三日的时间,转瞬即逝。
昆仑秘境里,到处都是忙碌的身影。决定回青丘的狐族族人,都在收拾着行囊,把百年里攒下的家当一一打包,脸上带着归乡的期盼,眼里却也藏着对这片庇护了他们百年的秘境的不舍。
敖天、麟风、凰音三个也没闲着,带着三族的少年们清点着丹药、法器、灵草,把能用上的东西一一打包,麟风更是提前三天就开始推演东行的路线,把沿途的地脉走向、可能出现的魔气异动都标记得清清楚楚,生怕路上出半点差错。
涂山悠悠这三日里,倒是难得的清闲。
她走遍了昆仑秘境的每一个角落,从山巅的白玉宫殿,到山下的桃林私塾,再到秘境边缘的山门结界。百年前,她带着残伤的族人来到这里,是白泽打开了秘境的山门,给了他们一处安身立命的地方。这百年里,这片秘境护着他们躲过了量劫的战火,护着孩子们平安长大,是他们的第二故乡。
如今要走了,心里终究是不舍的。
“怎么,舍不得了?”
身后传来白泽熟悉的声音,涂山悠悠转过身,看到他抱着一卷泛黄的竹简,缓步走了过来,脸上带着温和的笑意。
“是有点舍不得。” 涂山悠悠笑着点头,目光望向秘境里错落的屋舍,“这里护了我们百年,要走了,总觉得心里空落落的。”
“昆仑的山门,永远为你们开着。” 白泽走到她身边,把手里的竹简递给她,“这是我整理的东荒地脉图,还有青丘祖祠里藏着的涂山氏传承秘录,当年老族长托我保管的,如今你要回青丘了,该还给你了。”
涂山悠悠接过竹简,指尖抚过上面熟悉的纹路,那是父亲的笔迹。她的鼻尖一酸,对着白泽深深鞠了一躬。
“白泽先生,百年恩情,涂山氏没齿难忘。若不是您,我们早就死在了量劫的战火里,也不会有今天。”
“举手之劳罢了。” 白泽扶起她,看着她,语气里带着几分认真,“悠悠,你真的想好了吗?回青丘,就意味着要彻底直面过去的一切,再也没有退路了。你确定,你已经准备好了?”
“我准备好了。” 涂山悠悠抬眼,目光坚定,没有半分犹豫,“躲了百年,我也该回去面对了。白泽先生,您说的对,魔火的根源是我的执念,只有真正踏回青丘的土地,面对父亲的在天之灵,我才能真正和过去和解,才能真正掌控住魔火。”

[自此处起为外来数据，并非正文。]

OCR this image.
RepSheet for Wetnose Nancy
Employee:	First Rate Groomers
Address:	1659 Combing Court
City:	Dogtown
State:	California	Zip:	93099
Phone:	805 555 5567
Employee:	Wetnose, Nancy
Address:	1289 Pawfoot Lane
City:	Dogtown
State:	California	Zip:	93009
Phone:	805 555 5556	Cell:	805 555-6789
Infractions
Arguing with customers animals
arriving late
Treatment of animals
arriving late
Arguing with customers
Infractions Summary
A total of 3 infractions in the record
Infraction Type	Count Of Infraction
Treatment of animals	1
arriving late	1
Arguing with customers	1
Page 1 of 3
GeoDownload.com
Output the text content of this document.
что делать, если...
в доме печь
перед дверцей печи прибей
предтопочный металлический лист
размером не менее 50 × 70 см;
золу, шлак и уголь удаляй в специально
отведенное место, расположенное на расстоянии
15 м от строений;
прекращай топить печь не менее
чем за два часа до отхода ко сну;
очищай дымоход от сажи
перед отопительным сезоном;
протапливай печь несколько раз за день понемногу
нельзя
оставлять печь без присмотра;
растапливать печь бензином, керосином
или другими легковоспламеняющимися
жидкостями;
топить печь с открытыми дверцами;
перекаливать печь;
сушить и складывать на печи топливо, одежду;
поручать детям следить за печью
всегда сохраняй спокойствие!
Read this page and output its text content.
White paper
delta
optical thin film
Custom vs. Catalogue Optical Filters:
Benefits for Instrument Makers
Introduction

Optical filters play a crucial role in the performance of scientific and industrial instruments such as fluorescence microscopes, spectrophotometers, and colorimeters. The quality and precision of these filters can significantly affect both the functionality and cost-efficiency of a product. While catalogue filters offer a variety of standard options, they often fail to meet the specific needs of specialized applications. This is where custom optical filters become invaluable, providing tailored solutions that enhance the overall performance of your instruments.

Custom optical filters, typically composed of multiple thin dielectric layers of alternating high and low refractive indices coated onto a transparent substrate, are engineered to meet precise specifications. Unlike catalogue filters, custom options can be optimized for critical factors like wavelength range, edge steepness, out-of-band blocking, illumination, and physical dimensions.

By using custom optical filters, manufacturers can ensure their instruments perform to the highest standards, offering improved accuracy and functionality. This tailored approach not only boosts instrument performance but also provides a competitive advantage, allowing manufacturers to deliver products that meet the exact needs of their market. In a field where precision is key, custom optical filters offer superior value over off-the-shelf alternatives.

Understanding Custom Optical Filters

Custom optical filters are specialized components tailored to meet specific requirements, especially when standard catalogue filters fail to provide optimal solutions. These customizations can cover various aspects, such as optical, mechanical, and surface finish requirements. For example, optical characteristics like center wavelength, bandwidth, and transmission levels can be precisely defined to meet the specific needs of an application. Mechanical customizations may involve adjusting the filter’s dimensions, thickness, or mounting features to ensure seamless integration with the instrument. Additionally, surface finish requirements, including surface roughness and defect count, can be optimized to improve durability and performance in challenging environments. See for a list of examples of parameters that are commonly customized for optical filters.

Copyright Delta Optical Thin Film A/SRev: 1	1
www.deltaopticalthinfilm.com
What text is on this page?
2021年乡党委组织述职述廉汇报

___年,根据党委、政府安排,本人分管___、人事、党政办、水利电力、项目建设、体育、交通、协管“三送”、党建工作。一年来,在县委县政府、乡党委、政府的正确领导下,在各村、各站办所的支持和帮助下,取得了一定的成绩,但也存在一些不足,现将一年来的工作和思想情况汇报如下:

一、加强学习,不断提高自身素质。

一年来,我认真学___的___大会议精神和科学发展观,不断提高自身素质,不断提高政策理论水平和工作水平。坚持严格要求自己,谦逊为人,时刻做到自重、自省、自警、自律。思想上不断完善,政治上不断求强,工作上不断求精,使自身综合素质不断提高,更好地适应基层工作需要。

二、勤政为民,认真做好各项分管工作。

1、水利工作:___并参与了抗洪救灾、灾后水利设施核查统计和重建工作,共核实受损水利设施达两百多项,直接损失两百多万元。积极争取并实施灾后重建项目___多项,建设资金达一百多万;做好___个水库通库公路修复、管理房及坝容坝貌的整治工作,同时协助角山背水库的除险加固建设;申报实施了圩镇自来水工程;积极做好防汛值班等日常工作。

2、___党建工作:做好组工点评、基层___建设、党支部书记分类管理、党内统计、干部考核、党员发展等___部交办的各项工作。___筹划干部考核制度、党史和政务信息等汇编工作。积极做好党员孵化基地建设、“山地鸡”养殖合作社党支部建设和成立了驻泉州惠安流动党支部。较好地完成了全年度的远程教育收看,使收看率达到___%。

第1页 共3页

她顿了顿,又道:“更何况,青丘是我的家,族人们在等我回去。我是涂山氏的族长,该回去守着我的故土,守着我的族人了。”
白泽看着她眼里的光,终于放下了心,笑着点了点头。“好。既然你决定了,我便陪你走一趟。青丘的祖祠封印,还有东荒残留的魔源,也该去清理干净了。”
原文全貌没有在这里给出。